Day: September 3, 2014

Winkler Publishes on Solar Water Disinfection Method of Cleaning Water for Consumption

SODISRichelle Winkler (SS) and Joshua Pearce (MSE/ECE) coauthored “Evaluating the Geographic Viability of the Solar Water Disinfection (SODIS) Method by Decreasing Turbidity with NaCl: A Case Study of South Sudan,” published in the journal Applied Clay Science.

Globally, about one billion people don’t have access to clean drinking water.  One cheap and easy method of cleaning water for consumption is to put it into plastic water bottles and set it in the sun (SODIS), but this method doesn’t work when the water is muddy.  Pearce and his graduate students found that by adding simple table salt to water muddied with clay, the clay would settle the water enough to allow the SODIS method to work. Winkler worked with a graduate student at Princeton University on demographic analysis of the number of people who could potentially benefit from this salt+SODIS approach in Africa. The demographic team used a geographic information system (GIS) to identify geographic regions with the appropriate soil type, then overlaid that data with population estimates. They found that over a million people in South Sudan, a country where access to clean water is limited, could potentially benefit from this method.
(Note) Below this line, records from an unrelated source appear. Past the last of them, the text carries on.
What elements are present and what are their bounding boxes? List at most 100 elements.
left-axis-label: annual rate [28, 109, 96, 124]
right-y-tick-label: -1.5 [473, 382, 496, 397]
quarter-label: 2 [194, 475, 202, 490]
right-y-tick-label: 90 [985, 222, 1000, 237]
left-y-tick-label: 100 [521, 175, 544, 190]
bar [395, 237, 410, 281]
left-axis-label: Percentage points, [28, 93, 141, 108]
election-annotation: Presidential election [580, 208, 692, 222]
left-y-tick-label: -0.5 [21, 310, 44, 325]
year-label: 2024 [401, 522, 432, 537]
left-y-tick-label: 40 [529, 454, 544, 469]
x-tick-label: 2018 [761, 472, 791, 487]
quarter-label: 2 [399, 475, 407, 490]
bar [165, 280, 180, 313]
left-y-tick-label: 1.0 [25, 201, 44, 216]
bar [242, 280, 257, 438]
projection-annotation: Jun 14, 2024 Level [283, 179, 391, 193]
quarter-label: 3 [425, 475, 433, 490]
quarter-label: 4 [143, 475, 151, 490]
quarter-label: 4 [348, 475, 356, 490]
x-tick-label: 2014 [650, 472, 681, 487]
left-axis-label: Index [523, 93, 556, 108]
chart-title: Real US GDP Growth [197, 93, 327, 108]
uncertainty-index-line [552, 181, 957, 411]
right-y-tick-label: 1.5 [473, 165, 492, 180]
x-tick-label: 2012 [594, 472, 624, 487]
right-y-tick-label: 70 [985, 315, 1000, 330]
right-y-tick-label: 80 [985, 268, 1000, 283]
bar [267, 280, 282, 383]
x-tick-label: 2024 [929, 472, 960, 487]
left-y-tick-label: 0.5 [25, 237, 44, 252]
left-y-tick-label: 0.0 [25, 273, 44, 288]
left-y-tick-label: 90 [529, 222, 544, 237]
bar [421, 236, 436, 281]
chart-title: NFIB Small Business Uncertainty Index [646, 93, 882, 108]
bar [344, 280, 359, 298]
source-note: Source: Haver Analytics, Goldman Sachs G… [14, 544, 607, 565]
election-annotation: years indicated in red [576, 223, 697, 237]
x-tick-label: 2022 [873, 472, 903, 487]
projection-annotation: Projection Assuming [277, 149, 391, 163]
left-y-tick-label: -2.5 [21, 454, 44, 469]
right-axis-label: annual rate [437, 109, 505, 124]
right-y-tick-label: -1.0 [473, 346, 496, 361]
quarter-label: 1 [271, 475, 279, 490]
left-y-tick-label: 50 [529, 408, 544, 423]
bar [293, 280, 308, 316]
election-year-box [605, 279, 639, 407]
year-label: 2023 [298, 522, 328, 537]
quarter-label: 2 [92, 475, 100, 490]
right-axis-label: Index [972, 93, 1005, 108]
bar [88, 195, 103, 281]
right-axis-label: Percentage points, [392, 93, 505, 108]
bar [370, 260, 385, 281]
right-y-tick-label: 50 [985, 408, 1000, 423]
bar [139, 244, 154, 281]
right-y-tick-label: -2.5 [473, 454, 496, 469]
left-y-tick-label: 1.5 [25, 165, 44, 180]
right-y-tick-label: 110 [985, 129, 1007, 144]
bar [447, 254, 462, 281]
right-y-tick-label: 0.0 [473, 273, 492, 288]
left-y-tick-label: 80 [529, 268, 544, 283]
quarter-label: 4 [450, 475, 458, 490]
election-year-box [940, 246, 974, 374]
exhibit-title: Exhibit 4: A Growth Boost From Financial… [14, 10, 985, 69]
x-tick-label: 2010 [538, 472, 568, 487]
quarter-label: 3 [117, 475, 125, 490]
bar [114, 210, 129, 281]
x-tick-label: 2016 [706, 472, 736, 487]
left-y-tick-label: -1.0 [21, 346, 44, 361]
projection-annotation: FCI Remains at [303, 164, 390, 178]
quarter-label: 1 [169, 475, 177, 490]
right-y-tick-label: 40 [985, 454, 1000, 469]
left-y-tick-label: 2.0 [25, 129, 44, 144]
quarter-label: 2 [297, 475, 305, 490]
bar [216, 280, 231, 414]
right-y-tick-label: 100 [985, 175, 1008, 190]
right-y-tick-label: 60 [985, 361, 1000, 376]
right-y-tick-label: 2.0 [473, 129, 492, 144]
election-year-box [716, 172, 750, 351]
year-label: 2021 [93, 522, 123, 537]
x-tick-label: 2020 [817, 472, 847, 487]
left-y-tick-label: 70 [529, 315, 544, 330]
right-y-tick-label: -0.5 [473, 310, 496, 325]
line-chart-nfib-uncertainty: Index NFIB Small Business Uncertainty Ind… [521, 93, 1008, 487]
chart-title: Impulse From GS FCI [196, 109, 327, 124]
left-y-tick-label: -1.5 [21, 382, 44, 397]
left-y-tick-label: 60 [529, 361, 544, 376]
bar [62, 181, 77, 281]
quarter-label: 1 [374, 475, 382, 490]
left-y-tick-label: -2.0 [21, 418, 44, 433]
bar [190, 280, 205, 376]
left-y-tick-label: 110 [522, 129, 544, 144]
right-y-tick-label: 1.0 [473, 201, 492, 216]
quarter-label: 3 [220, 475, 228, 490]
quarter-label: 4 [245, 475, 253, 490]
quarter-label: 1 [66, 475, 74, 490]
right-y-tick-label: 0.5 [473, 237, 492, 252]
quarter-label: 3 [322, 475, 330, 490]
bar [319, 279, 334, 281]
Read the full article here.

Winkler Receives Funding for Geothermal Energy Feasibilty Guide

img. from Ohio DNR
img. from Ohio DNR

Richelle Winkler was recently awarded a Phase 1 grant from the Environmental Protection Agency’s P3 (People, Prosperity, and Planet) program to supervise an interdisciplinary team of students to develop a guide that former mining communities can use to self-evaluate the feasibility of tapping into water in abandoned mines for geothermal energy. The student design team, led by Environmental and Energy Policy MS student Edward Louie, will present their guide at the Sustainable Design Expo in Washington DC in April 2015 and compete for a Phase 2 award of $90,000 to implement the project. Social science students are partnering with an Alternative Energy Enterprise team led by Jay Meldrum (Michigan Tech’s Keweenaw Research Center) on this project. The full team is also working closely with a community advisory board made up of leaders in the Calumet, MI community. It was Calumet community members partnering in Winkler’s community-engaged research with Main Street Calumet that started the idea for this project.

West Point Foundry Recognized by Sustainable Sites Initiative

Waterwheel sculpture at the West Point Foundry Preserve
Waterwheel sculpture at WPFP

The Sustainable Sites Initiative—a program designed to ensure that built environments are planned, designed, developed and maintained as healthy, functioning landscapes—has awarded a one-star designation to the West Point Foundry Reserve in Cold Spring Harbor, N.Y. The foundry is the site of several years of research and a number of graduate theses in the Department of Social Sciences’ Industrial Archaeology Program. The conversion was also overseen by a MTY-IA graduate.  See West Point Foundry.

The foundry rehab was also recently noted in the National Trust for Historic Preservation’s Preservation magazine in an article entitled, “Industrial Strength: Cold Spring, N.Y.,” as well as in Hudson Valley Magazine, in an article, “History and Preservation of the West Point Foundry in Cold Spring.”